Seorang guru harus memiliki empat kompetensi, kompetensi dapat diartikan sebagai pengetahuan, keterampilan dan kemampuan yang dikuasai oleh seseorang yang telah menjadi bagian dari dirinya sehingga ia dapat melakukan perilaku-perilaku kognitif, efektif dan pskimotorik dengan sebaik-baiknya. Menurut kamus umum bahasa indonesia (WJS. Purwadarminta), kompetensi berarti (kewenangan) kekuasaan untuk menentukan atau memutuskan sesuatu hal. Pengertian dasar kompetensi yakni kemampuan atau kecakapan. Seorang guru setidaknya harus memiliki empat kompetensi yaitu kompetensi pedagogik, kompetensi profesi, kompetensi kepribadian, dan kompetensi sosial. Berikut penjelasan dari empat kompetensi yang harus dimiliki seorang guru:

A.      KOMPETENSI PEDAGOGIK
Dalam Undang-Undang No. 14 Tahun 2005 tentang Guru dan Dosen dikemukakan kompetensi pedagogik adalah “kemampuan mengelola pembelajaran peserta didik”. Depdiknas (2004:9) menyebut kompetensi ini dengan “kompetensi pengelolaan pembelajaran”. Kompetensi ini dapat dilihat dari kemampuan merencanakan program belajar mengajar, kemampuan melaksanakan interaksi atau mengelola proses belajar mengajar, dan kemampuan melakukan penilaian.
Kompetensi Pedagogik yang menjadi salah satu materi yang diujikan dalam peniliaan kinerja guru, terdiri dari 7 aspek. Berikut adalah 7 aspek Kompetensi Pedagogik yang dikutip dari Pedoman Pelaksanaan Penilaian Kinerja Guru (PK Guru):
1.      Mengenal Karakteristik Peserta Didik.
Guru mampu mencatat dan menggunakan informasi tentang karakteristik peserta didik terkait dengan aspek fisik, intelektual, sosial, emosional, moral, dan latar belakang sosial budaya secara umum  maupun khusus untuk membantu proses pembelajaran..
2.      Menguasai Teori Belajar dan Prinsipprinsip Pembelajaran
Seorang guru harus mampu menetapkan pelbagai pendekatan, strategi, metode, dan teknik pembelajaran yang mendidik serata dapat meotivasi belajar siswanya secara kreatif dan efektif sesuai dengan standar kompetensi guru.
3.      Mampu Mengembangkan Kurikulum
Guru harus mampu menyusun silabus sesuai dengan tujuan terpenting kurikulum dan membuat serta menggunakan RPP sesuai dengan tujuan dan lingkungan pembelajaran.
4.      Menciptakan Kegiatan Pembelajaran yang Mendidik
Guru mampu menyusun dan melaksanakan rancangan pembelajaran yang mendidik secara lengkap.

5.      Mengembangkan Potensi Peserta Didik
Guru dapat menganalisis potensi yang dimiliki oleh peserta didiknya  dan mengidentifikasi dalam pengembangan potensi peserta didik melalui program pembelajaran.
6.      Melakukan Komunikasi dengan Peserta Didik
Guru mampu berkomunikasi secara efektif, empatik dan santun dengan peserta didik dan bersikap antusias dan positif.
7.      Menilai dan Mengevaluasi Pembelajaran
Guru mampu menyelenggarakan penilaian proses dan hasil belajar secara berkesinambungan secara adil.

B.       KOMPETENSI PROFESIONAL
Dalam rangka mencapai tujuan Pendidikan Nasional yakni mencerdaskan kehidupan bangsa dan mengembangkan manusia seutuhnya maka sangat dibutuhkan peran pendidik yang profesional.
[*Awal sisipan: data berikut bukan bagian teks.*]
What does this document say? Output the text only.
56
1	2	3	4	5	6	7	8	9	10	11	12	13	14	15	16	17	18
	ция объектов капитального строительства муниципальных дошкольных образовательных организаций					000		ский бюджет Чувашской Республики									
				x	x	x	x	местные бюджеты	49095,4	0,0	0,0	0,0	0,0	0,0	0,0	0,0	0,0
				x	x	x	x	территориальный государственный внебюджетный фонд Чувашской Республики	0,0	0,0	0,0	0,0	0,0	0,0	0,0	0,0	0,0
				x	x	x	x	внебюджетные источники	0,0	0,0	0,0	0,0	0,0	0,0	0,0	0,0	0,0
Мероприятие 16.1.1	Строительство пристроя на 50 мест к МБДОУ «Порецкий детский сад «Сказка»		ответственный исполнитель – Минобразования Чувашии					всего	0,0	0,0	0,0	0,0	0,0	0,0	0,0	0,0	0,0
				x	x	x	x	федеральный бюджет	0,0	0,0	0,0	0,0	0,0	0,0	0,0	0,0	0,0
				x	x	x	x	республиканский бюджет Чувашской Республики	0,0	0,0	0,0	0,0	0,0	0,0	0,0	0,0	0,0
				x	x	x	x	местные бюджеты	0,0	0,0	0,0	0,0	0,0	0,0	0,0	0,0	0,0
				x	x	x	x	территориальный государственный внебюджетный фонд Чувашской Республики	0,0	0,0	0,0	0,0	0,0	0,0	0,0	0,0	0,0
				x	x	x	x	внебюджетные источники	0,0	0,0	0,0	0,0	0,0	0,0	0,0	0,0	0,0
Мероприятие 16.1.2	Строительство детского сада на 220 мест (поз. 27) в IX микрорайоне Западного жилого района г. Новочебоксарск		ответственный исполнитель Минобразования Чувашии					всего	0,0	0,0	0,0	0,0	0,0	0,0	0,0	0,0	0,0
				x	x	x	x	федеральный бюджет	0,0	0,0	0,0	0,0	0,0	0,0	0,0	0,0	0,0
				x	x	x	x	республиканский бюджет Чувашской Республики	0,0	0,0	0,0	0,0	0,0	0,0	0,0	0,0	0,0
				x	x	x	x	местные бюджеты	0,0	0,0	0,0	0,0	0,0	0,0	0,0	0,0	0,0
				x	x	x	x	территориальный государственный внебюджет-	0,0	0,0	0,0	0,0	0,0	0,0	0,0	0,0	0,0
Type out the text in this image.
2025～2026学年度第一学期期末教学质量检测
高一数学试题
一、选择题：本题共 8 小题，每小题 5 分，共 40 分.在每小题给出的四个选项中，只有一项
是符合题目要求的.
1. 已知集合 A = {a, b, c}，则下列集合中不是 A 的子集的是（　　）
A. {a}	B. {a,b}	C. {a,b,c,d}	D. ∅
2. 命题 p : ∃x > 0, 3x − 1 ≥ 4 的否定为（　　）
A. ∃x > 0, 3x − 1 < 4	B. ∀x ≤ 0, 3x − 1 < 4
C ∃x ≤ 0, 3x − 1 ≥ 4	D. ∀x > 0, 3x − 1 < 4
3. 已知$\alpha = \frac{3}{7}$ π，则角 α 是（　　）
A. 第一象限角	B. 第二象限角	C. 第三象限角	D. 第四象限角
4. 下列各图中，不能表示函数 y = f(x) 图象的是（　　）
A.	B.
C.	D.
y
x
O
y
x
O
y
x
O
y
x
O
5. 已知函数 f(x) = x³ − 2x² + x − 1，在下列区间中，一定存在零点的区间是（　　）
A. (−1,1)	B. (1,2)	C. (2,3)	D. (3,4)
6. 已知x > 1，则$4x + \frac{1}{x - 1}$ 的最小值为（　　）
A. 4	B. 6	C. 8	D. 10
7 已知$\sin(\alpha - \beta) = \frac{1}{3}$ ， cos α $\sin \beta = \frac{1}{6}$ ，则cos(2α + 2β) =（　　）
Dalam hal ini kompetensi professional sangat di butuhkan dalam proses pembelajaran sehingga apa yang menjadi tujuan pendidikan biasa tercapai secara maksimal. kompetensi prosesional sendiri dapat diartikan sebagai kemampuan penguasaan materi pembelajaran secara luas dan mendalam yang memungkinkan membimbing peserta didik memenuhi standar kompetensi yang ditetapkan dalam Standar Nasional Pendidikan.
Untuk itu profesionalisme guru dituntut agar terus berkembang sesuai dengan perkembangan jaman, ilmu pengetahuan dan teknologi, serta kebutuhan masyarakat termasuk kebutuhan terhadap sumber daya manusia yang berkualitas dan memiliki kapabilitas untuk mampu bersaing baik di forum regional, nasional maupun internasional. Seorang guru harus memiliki aspek – aspek kompetensi profesional yaitu sebagai berikut:
1.      Menguasai materi, struktur, konsep dan pola pikir keilmuan yang mendukung mata pelajaran yang diampu,
2.      Menguasai standar kompetensi dan kompetensi kasar mata pelajaran atau bidang pengembangan yang diampu,
3.      Mengembangkan materi pelajaran yang diampu secara kreatif,
4.      Mengembangkan keprofesian secara berkelanjutan dengan melakukan suatu tindakan reflektif, dan
5.      Manfaatkan teknologi informasi dan komunikasi untuk berkomunikasi dan mengembangkan diri.
Seorang guru yang memiliki profesionalisme yang tinggi akan tercermin dalam sikap mental serta komitmennya terhadap perwujudan dan peningkatan kualitas profesional melalui pelbagai cara dan strategi. Masyarakat umumnya memandang bahwa begitu strategiknya peran guru yang ikut andil dalam mencerdaskan masyarakat dengan pelbagai istilah guru sebagai digugu dan ditiru.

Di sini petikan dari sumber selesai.